By definition, if $R$ is a $\mathbb C$-algebra and $G$ is a $\mathbb C$-scheme then the set of $R$-valued points on $G$ is $G(R)=\hom_{\text{Sch}_{\mathbb C}}(\operatorname{Spec} R, G)$
In Ginzburg's paper Perverse sheaves on a loop group and Langlands' duality, the following (paraphrased) statement is made:
If $G$ is a complex semi-simple group and $\mathbb K = \mathbb C((z))$, a choice of embedding $G \hookrightarrow GL_n$ presents $G(\mathbb K)$ as a subgroup of $\mathbb K$-valued $n\times n$ matrices and the group $G(\mathbb C[z,z^{-1}])$ as the group of maps $$ f(z)= \sum_{i=-m}^m A_i z^i$$ where the $A_i$ are $n\times n$ matrices and $f(z) \in G(\mathbb C)$ for all $z \in \mathbb C^\times$.
I believe that I understand the second statement regarding $G(\mathbb C[z,z^{-1}])$ but it required use of the equivalence of the category of finite type integral affine schemes over $\mathbb C$ with the category of affine varieties. This may not be the best way of dealing with this, but I do not know another way to nicely characterize those scheme morphisms. Unfortunately, $G(\mathbb K)$ is not amenable to this approach because it is not of finite type. (Edit: By this I mean $\mathbb K$ is not of finite type.)
How do we realize the first statement regarding $G(\mathbb K)$?
The (closed?) embedding $G \hookrightarrow GL_n$ should realize $G$ as a closed subscheme of $GL_n$, so that we are looking at $G(\mathbb K) \subseteq GL_n(\mathbb K)$. Despite the nomenclature "$\mathbb K$-valued points of $G$ ($GL_n$)" suggesting that the answer should be what it is, I do not understand the naming convention, nor how to see it directly. Any insight would be greatly appreciated.
Edit: Let's see if I can clarify where I think my issue is occurring. Let $G$ be a (smooth) complex semisimple linear algebraic group. From what I can see, we have three ways of thinking about $G$: as a manifold, as a scheme in terms of the spectrum of an algebra, and as a group scheme given by a functor of points.
- Given an embedding $G \hookrightarrow GL_n(\mathbb C)$ (as say, manifolds), how does this correspond to an embedding $G \hookrightarrow GL_n$ as affine group schemes (thought of as functors of points)? Does $G \hookrightarrow GL_n(\mathbb C)$ correspond to some map on closed points $G(\mathbb C) \hookrightarrow GL_n(\mathbb C)$ which lifts to a map of affine group schemes?

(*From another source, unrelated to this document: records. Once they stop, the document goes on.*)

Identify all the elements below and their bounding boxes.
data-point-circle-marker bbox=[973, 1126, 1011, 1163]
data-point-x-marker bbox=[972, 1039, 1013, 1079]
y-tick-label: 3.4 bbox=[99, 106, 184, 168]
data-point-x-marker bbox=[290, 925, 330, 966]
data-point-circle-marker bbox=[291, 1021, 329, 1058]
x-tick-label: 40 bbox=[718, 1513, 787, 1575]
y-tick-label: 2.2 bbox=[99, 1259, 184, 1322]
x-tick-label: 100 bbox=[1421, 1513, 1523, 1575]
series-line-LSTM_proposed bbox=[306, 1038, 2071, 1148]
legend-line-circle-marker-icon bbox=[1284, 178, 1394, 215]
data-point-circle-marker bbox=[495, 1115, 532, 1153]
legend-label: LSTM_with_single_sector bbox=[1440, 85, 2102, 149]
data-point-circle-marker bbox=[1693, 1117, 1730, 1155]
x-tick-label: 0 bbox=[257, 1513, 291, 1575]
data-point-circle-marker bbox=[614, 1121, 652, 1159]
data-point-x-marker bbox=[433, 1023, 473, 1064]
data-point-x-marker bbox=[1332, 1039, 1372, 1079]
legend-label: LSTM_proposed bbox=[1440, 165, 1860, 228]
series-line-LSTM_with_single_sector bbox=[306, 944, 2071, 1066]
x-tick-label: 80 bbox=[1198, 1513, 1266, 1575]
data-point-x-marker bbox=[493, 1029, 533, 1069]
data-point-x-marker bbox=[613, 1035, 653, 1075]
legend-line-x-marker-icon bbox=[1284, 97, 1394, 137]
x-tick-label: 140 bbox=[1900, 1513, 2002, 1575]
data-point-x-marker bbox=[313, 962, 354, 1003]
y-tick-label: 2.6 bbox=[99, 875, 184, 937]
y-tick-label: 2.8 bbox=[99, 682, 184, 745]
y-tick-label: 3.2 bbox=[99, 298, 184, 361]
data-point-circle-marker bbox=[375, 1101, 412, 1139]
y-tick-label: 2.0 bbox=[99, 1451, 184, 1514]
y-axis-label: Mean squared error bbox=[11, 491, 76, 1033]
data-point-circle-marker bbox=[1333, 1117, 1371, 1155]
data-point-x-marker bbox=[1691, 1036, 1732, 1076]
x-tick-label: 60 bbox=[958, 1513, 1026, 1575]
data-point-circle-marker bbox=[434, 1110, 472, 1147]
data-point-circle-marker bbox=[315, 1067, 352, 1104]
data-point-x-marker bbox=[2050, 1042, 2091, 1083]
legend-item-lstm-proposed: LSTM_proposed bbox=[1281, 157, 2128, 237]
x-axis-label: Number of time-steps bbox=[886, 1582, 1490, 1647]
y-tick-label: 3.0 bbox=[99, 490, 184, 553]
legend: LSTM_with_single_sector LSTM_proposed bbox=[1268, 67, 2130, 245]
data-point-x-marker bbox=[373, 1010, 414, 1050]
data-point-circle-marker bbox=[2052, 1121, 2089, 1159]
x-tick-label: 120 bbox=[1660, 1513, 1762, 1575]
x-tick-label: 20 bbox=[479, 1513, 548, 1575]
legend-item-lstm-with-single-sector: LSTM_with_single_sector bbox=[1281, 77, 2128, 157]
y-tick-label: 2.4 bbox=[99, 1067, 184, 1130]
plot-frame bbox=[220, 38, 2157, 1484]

- Taking as the definition $GL_n(\mathbb C) = \operatorname{Spec}(\mathbb C[x_{ij}]_{i,j=1}^{n+1}/(\det \cdot y -1) )$ and $R$ a $k$-algebra, can one recover the functor $GL_n: \text{Alg}_k \to \text{Grp}, R \mapsto GL_n(R)$ from this?
I would posit that I'm really just having trouble reconciling all of the different ways of thinking of $G$ (or $GL_n$).
I'm not sure I understand what is being asked. A closed immersion $j:G\hookrightarrow\mathrm{GL}_n$ of $\mathbf{C}$-groups yields, for any $\mathbf{C}$-algebra $R$, an injective homomorphism $G(R)\rightarrow\mathrm{GL}_n(R)$. Explicitly this map sends an $R$-point $g:\mathrm{Spec}(R)\rightarrow G$ to the composite $j\circ g:\mathrm{Spec}(R)\rightarrow\mathrm{GL}_n$. The map is injective because closed immersions are monomorphisms.
Note that, for any $\mathbf{C}$-algebra $R$, $\mathrm{GL}_n(R)=\mathrm{GL}_{n/R}(R)$, where the subscript $R$ denotes base change along $\mathbf{C}\rightarrow R$. This is true whether or not $R$ is of finite type over $\mathbf{C}$.